図1. CHO細胞およびHeLa細胞の透過光画像ならびにソフトウェアによる解析マスク
CHO細胞およびHeLa細胞の画像は、ImageXpress Nanoシステムを用いて10倍のPlan Fluor 対物レンズおよび透過光チャンネルを用いて取得した。取得された画像は、CellReporterXpressソフトウェアの「TL Cell Count, General」プロトコルを用いて解析した。

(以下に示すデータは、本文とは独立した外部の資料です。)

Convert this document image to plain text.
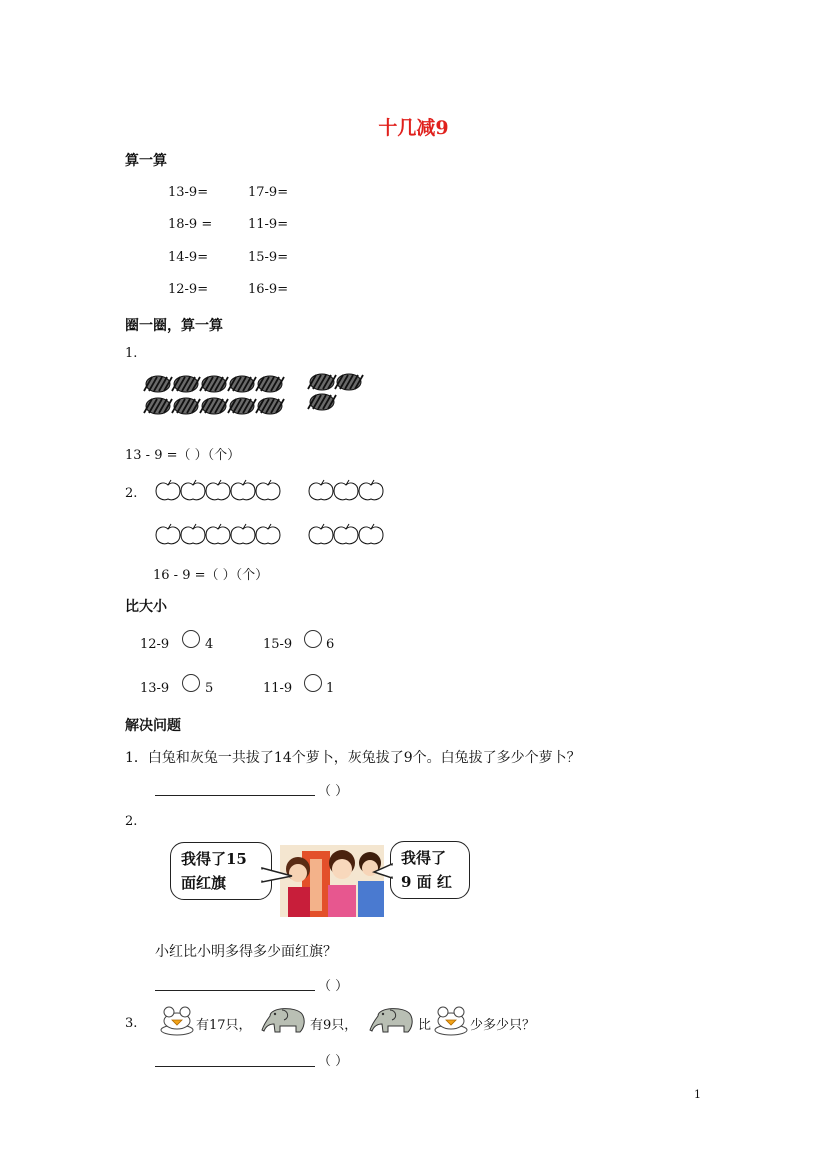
十几减9
算一算
13-9=	17-9=
18-9 =	11-9=
14-9=	15-9=
12-9=	16-9=
圈一圈，算一算
1.
13 - 9 =（ ）（个）
2.
16 - 9 =（ ）（个）
比大小
12-9	4	15-9	6
13-9	5	11-9	1
解决问题
1．白兔和灰兔一共拔了14个萝卜，灰兔拔了9个。白兔拔了多少个萝卜？
（ ）
2.
我得了15
面红旗
我得了
9 面 红
小红比小明多得多少面红旗？
（ ）
3.	有17只，	有9只，	比	少多少只？
（ ）
1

図2. 透過光画像解析または核染色による細胞計数の比較
HeLa細胞およびCHO細胞を、24時間培養し、その後固定してHoechst(16 M)により染色した。画像は、ImageXpress Nanoシステムを使用して、透過光とDAPIの2波長で、10倍のPlan Fluor対物レンズを用いて取得した。細胞数を計数するために、透過光画像は「TL Cell Count, General」解析プロトコルを用いて、蛍光画像は「Standard Cell Count」解析プロトコルを用いて、それぞれ処理した。

蛍光標識せずに細胞毒性を評価

HeLa細胞を384ウェルプレートに播種し、抗ガン性化合物であるMitomycin C、Etoposide、Paclitaxel、Doxorubicinを、6桁に及ぶ範囲で濃度を振って加え、72時間処理しました(図3)。生細胞を透過光で画像取得し、「TL Cell Count, General」解析プロトコルを用いて解析しました。細胞増殖および細胞死への影響を、細胞数を測定することにより評価しました。化合物で処理された細胞の数は大幅に減少しました。EC50値を導出するために、Hill Modelにより濃度反応曲線を求めました。
抗ガン性化合物により処理した細胞は、化合物濃度の上昇に対応して、細胞数が明らかに減少しました(図3)。

図3. 4種類の細胞毒性化合物の濃度反応曲線
HeLa細胞を384ウェルプレートに播種し、細胞毒性化合物により72時間処理した。画像は、ImageXpress Nanoシステムを使用して、透過光とDAPIの2波長で、10倍のPlan Fluor対物レンズを用いて取得した。細胞数を計数するために、透過光画像は「TL Cell Count, General」解析プロトコルを用いて処理した。すべての化合物について、細胞数は化合物濃度の増加に伴って濃度依存的に減少した。4パラメーターカーブフィッティングによる濃度反応曲線を示す。計算されたEC50値は、次のとおり:Paclitaxel 8.0 ± 2.0 nM、Doxorubicin 30 ± 4 nM、Mitomycin C 50 ± 5 nM、およびEtoposide 121 ± 37 nM。

結論

この方法により、透過光画像解析は様々な化合物の抗増殖性および細胞毒性の評価だけでなく、細胞数の正確な測定にも使用できることが示されました。